A preocupação com a história tem sido uma constante no Egito desde então, perpassada pelas várias Bibliotecas de Alexandria que se sucederam desde que Ptolomeu Sóter mandou criar a primeira; a biblioteca foi destruída por Júlio César e de novo pelo imperador Aureliano, em ambos os casos conquistando um Egito governado por uma rainha (primeiro Cleópatra VII, depois Zenóbia).
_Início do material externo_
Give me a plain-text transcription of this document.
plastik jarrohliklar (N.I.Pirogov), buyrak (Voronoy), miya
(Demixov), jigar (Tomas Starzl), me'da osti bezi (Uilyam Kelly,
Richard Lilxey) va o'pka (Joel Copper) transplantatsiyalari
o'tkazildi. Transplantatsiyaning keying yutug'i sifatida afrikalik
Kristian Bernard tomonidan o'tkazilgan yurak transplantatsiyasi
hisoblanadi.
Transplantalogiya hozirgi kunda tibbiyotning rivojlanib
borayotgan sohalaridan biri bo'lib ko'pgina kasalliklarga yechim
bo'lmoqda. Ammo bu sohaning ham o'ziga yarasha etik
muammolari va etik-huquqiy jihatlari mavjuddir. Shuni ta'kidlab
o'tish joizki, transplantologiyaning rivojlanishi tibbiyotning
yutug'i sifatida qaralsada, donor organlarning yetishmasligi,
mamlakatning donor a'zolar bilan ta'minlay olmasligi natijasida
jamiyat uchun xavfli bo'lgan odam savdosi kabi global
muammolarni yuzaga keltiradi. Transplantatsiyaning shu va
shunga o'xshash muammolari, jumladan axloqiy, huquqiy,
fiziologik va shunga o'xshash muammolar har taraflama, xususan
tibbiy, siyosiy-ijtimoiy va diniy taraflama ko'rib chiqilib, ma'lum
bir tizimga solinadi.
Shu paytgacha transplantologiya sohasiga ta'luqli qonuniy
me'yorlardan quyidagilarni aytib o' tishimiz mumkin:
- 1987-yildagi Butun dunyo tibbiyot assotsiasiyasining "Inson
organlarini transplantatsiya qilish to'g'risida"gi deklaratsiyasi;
Não foi destruída pelo califa Omar, ao contrário da lenda, mas em algum momento entre sua reconstrução pós-Aureliano e o século V. Depois disso, os governantes subsequentes, dos fatímidas aos dias de hoje passando por Saladino e pelos paxás semi-independentes otomanos, sempre usaram e abusaram da história milenar do país; é até curioso em alguns casos, como quando se via califas e outros guardiães da fé orgulhosos de templos pagães.
Assim, tem um cheiro especial a luta, que agora tem chances de prosperar, pelo resgate da história recente do Egito, narrada nesta matéria da Al Jazeera
For decades now, in place of the critical history that only an open-ended public discussion can generate, Egyptians have been consuming cheap substitutes of pseudo-history created by official committee.
This was a history so simplistic that it positioned the omnipotent state as a singular historical player and the Egyptian public as mere foot soldiers in its service. A sense of Egyptian exceptionalism cut through much of the official and semi-official histories. Especially ubiquitous is the politically sterile mantra of a glorious 7,000 year old civilization. Can citizens demand their rights with such a triumphalist and uncritical history? Obviously not.
Some former Egyptian officials, the most famous of whom is Mohamed Hasanein Heikal, possess their own private state archive of stolen docuemnts. These individuals are free to tell whatever story they like. But can these privately-generated stories help Egyptians objectively know history and thus, claim their rights? Not likely.
Can they help maintain rights that have already been secured? Not likely either.
Claro que o Egito não é o único país no qual o (espera-se) fim de uma ditadura deixa uma herança espinhosa de arquivos que vão sendo escondidos, e às vezes queimados pouco a pouco (apesar de às vezes destruir tudo ser difícil. O Brasil, em particular, tem demonstrado menos disposição para lidar com os arquivos de sua ditadura do que qualquer outro país da América Latina, com a exceção do Chile (onde Pinochet, afinal, morreu senador). É apenas mais uma das maneiras em que nosso oficialato ganhou, de prêmio por torturar e matar tanta gente, um paraquedas dourado de fazer inveja a qualquer CEO de banco. Também tem, por exemplo, os apartamentos de graça na Zona Sul do Rio.